4 Re-Engagement Strategies

1. Alignment

Balancing work and life can prove difficult for employees in the 25 to 45 age range. Their careers are quickly shifting and advancing. Their personal responsibilities are changing with marriage, kids, caregiving, etc. But it’s not balance workers are seeking out…it’s alignment.

Work-life alignment is more than just balancing the time spent at home versus at work. Let employees have some level of autonomy over their hours, their projects, and their teams. Find out how you can help them in nurturing both their careers and their personal lives.

2. Inspiration

Find out employees’ motivators. Nearly all employees want to work for a leader that inspires them, but only 36% of them say they do. Invest in manager-employee relationships to discover what drives them. Ask what brought them to the job. Was it the role itself? The organization? The paycheck? Stay open-minded and you’ll learn more about each team member. Then, assign them projects they’ll specifically find meaningful and reshape their goals.

3. Agency

Engage employees in recruiting. Many feel uninvolved in the hiring process. In turn, they feel like they don’t have an influence or an important say. Treat recruiting as an opportunity to engage your current employees while you’re looking to bring in new talent. Let employees give input on job descriptions. They can provide feedback for improvement. Plus, reading a great job description can rekindle the excitement that brought them to your organization.

4. Insight

Connect employees’ work to the big picture.

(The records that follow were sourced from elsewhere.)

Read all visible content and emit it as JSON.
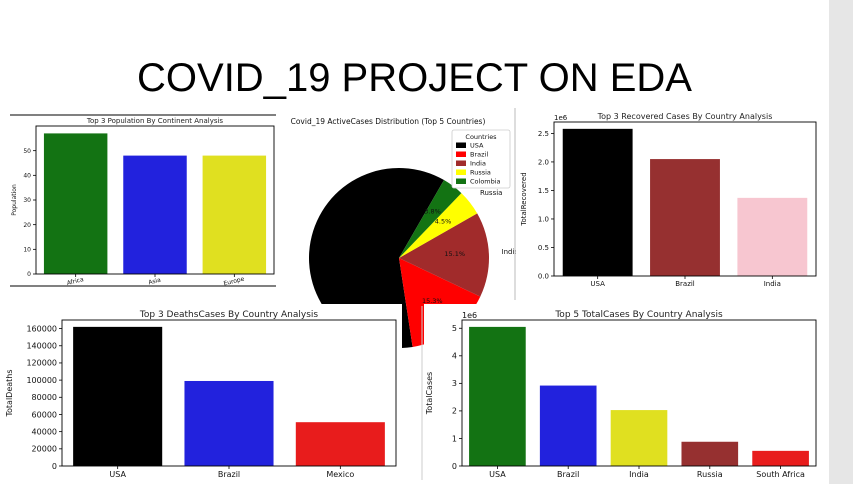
{
  "slide": {
    "title": "COVID_19 PROJECT ON EDA"
  },
  "colors": {
    "green": "#137313",
    "blue": "#2222dd",
    "yellow": "#e0e020",
    "black": "#000000",
    "red": "#e81c1c",
    "brown": "#a12b2b",
    "pink": "#f7c6d0"
  },
  "chart_data": [
    {
      "id": "population",
      "type": "bar",
      "title": "Top 3 Population By Continent Analysis",
      "xlabel": "",
      "ylabel": "Population",
      "categories": [
        "Africa",
        "Asia",
        "Europe"
      ],
      "values": [
        57,
        48,
        48
      ],
      "colors": [
        "#137313",
        "#2222dd",
        "#e0e020"
      ],
      "yticks": [
        0,
        10,
        20,
        30,
        40,
        50
      ],
      "ylim": [
        0,
        60
      ]
    },
    {
      "id": "active",
      "type": "pie",
      "title": "Covid_19 ActiveCases Distribution (Top 5 Countries)",
      "legend_title": "Countries",
      "legend_position": "top-right",
      "labels": [
        "USA",
        "Brazil",
        "India",
        "Russia",
        "Colombia"
      ],
      "values": [
        59.9,
        15.3,
        15.1,
        4.5,
        3.8
      ],
      "pct_labels": [
        "",
        "15.3%",
        "15.1%",
        "4.5%",
        "3.8%"
      ],
      "colors": [
        "#000000",
        "#ff0000",
        "#a12b2b",
        "#ffff00",
        "#137313"
      ]
    },
    {
      "id": "recovered",
      "type": "bar",
      "title": "Top 3 Recovered Cases By Country Analysis",
      "xlabel": "",
      "ylabel": "TotalRecovered",
      "axis_multiplier": "1e6",
      "categories": [
        "USA",
        "Brazil",
        "India"
      ],
      "values": [
        2.58,
        2.05,
        1.37
      ],
      "colors": [
        "#000000",
        "#963030",
        "#f7c6d0"
      ],
      "yticks": [
        "0.0",
        "0.5",
        "1.0",
        "1.5",
        "2.0",
        "2.5"
      ],
      "ylim": [
        0,
        2.7
      ]
    },
    {
      "id": "deaths",
      "type": "bar",
      "title": "Top 3 DeathsCases By Country Analysis",
      "xlabel": "",
      "ylabel": "TotalDeaths",
      "categories": [
        "USA",
        "Brazil",
        "Mexico"
      ],
      "values": [
        162000,
        99000,
        51000
      ],
      "colors": [
        "#000000",
        "#2222dd",
        "#e81c1c"
      ],
      "yticks": [
        "0",
        "20000",
        "40000",
        "60000",
        "80000",
        "100000",
        "120000",
        "140000",
        "160000"
      ],
      "ylim": [
        0,
        170000
      ]
    },
    {
      "id": "total",
      "type": "bar",
      "title": "Top 5 TotalCases By Country Analysis",
      "xlabel": "",
      "ylabel": "TotalCases",
      "axis_multiplier": "1e6",
      "categories": [
        "USA",
        "Brazil",
        "India",
        "Russia",
        "South Africa"
      ],
      "values": [
        5.05,
        2.92,
        2.03,
        0.88,
        0.55
      ],
      "colors": [
        "#137313",
        "#2222dd",
        "#e0e020",
        "#963030",
        "#e81c1c"
      ],
      "yticks": [
        "0",
        "1",
        "2",
        "3",
        "4",
        "5"
      ],
      "ylim": [
        0,
        5.3
      ]
    }
  ]
}
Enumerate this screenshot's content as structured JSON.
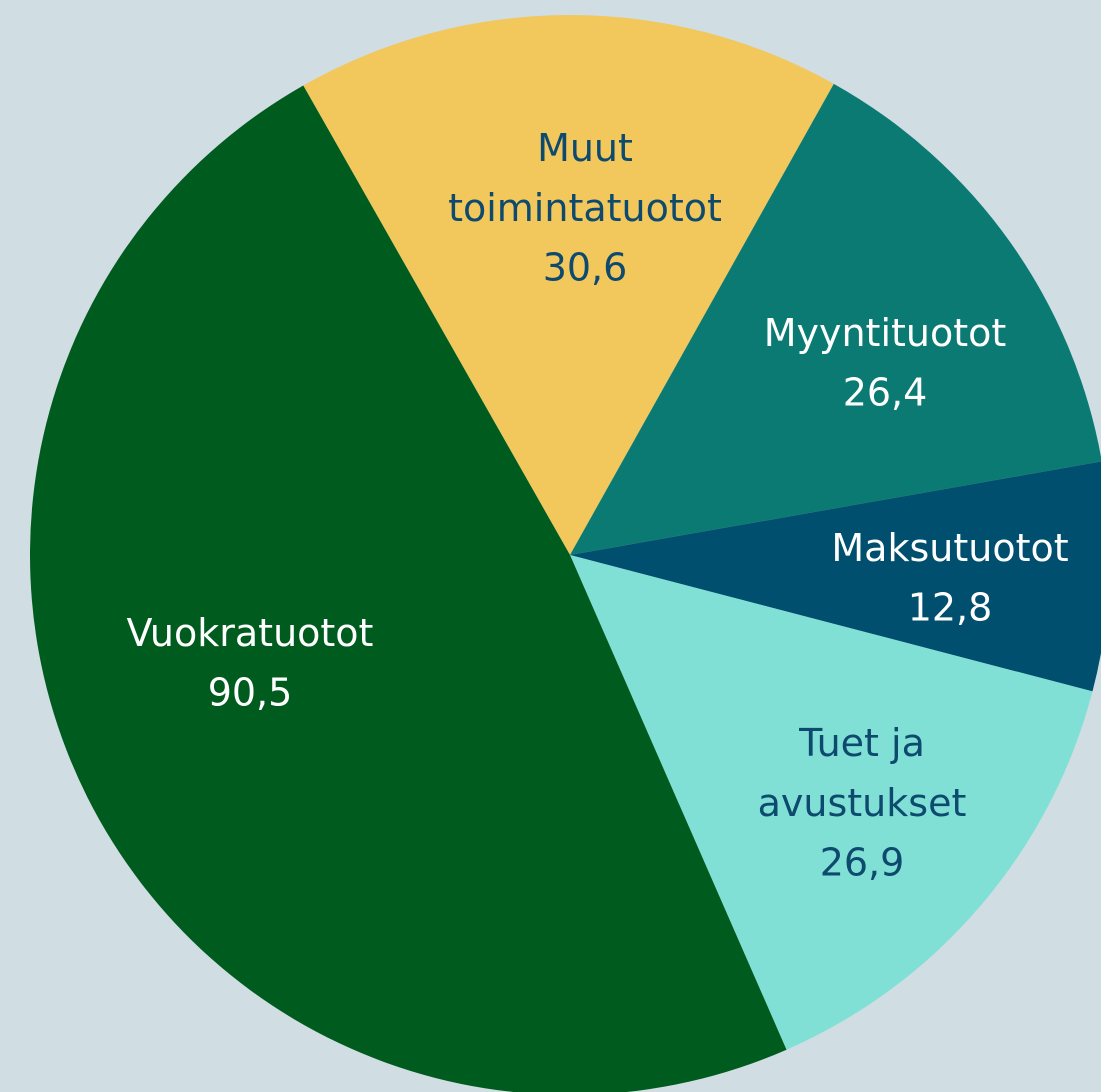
{
  "chart_data": {
    "type": "pie",
    "categories": [
      "Muut toimintatuotot",
      "Myyntituotot",
      "Maksutuotot",
      "Tuet ja avustukset",
      "Vuokratuotot"
    ],
    "values": [
      30.6,
      26.4,
      12.8,
      26.9,
      90.5
    ],
    "value_labels": [
      "30,6",
      "26,4",
      "12,8",
      "26,9",
      "90,5"
    ],
    "colors": [
      "#f2c75c",
      "#0a7a73",
      "#004f6e",
      "#80e0d5",
      "#005c1e"
    ]
  }
}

Nearly all surveyed respondents (92.4% to be exact) said they would do better work if could see how the quality of their work matters to larger strategies and goals. Explain the correlations to your employees so they can gain a sense of purpose. You know they have an impact on the company goals, you just have to help them see it too! Nominations based on your organization’s values are another prime opportunity to connect the dots.


As a leader, don’t just cross your fingers and hope your best people don’t resign. Find ways to re-engage employees with alignment, inspiration, agency, and insight. You’ll forge a new path for employee satisfaction. One that’s elevating and energizing.